Advantages of a full-service gross lease
The biggest advantage of a full-service gross lease is that the amount of rent you can charge is almost always higher than it will be with a net lease. Since you, as the landlord, are responsible for covering the majority of the expenses to keep the property up and running, you can build those expenses into the base rent. Savvy landlords may even pad the rent a bit in order to protect themselves and their profit margins in the event of a cost increase.
You may also be able to negotiate an increase in the base rent that will occur over time. Since commercial real estate leases are usually much longer than residential leases, it's common for landlords to negotiate a percentage increase into the base rent every year.
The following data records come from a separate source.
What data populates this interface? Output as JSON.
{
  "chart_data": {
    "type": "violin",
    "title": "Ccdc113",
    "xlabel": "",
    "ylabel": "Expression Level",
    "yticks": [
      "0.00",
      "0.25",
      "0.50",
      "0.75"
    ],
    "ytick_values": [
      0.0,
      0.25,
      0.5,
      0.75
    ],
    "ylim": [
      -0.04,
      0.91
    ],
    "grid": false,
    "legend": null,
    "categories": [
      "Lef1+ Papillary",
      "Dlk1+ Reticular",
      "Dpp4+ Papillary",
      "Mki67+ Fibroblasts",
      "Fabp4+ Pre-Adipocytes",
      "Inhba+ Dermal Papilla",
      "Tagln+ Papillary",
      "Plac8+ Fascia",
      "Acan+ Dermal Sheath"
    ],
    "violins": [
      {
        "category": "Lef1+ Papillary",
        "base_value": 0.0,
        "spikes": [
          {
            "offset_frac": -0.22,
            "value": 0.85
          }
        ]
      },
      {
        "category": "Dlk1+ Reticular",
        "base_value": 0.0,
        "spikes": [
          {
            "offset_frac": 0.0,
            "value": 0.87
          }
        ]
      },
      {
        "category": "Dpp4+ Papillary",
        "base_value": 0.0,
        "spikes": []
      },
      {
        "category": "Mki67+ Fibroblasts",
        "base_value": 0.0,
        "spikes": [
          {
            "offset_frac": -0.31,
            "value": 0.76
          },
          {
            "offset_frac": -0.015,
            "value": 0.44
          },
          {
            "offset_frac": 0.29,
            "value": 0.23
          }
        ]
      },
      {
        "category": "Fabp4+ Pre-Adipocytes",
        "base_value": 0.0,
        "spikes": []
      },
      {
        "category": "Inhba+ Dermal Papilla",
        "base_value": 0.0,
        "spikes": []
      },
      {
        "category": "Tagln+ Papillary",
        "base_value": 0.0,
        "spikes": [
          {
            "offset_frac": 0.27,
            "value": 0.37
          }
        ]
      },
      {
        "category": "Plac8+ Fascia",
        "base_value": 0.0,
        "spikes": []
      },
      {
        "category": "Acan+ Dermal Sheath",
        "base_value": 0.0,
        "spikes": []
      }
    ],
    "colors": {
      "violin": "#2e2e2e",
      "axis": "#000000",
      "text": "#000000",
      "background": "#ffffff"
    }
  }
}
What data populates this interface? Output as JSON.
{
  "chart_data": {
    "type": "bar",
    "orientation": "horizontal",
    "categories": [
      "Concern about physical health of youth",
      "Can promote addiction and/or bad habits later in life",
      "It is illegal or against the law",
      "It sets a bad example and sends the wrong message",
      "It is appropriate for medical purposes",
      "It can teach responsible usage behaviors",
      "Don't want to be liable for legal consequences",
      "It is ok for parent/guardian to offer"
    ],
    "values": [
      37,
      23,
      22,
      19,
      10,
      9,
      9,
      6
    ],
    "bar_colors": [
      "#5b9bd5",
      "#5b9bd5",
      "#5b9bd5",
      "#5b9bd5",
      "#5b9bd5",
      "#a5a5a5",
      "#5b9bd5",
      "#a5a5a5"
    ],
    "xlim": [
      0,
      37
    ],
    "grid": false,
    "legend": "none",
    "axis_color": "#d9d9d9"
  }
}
Typically, the increase is around 3% in order to account for inflation.
Disadvantages of a full-service gross lease
On the other hand, there are a few major disadvantages to choosing a full-service gross lease. The most obvious one is that there is more responsibility on the landlord. Since you're the one covering the cost of the operating expenses, you'll need to be much more involved in the upkeep of the property than, say, a landlord in a triple net lease, who bears none of the responsibility for the property's expenses and receives a rent check every month. Full-service gross leases are an investment of both time and money,
That said, depending on how the lease is structured, there's also a risk that the property's expenses could increase and cut into your profit margins. That's why it's so important to negotiate an expense stop if you're considering going with this type of commercial lease agreement. Otherwise, you could be on the hook for covering sizable expense increases.
The bottom line
As a landlord, it's important to weigh the advantages and disadvantages of choosing a full-service lease structure for your tenants. While it makes sense in select scenarios, in others, this type of lease could expose you to more risk and responsibility than you need to bear. With that in mind, use this post as your guide to full-service gross leases. Use the information above to help you decide if this type of lease is the right choice for you.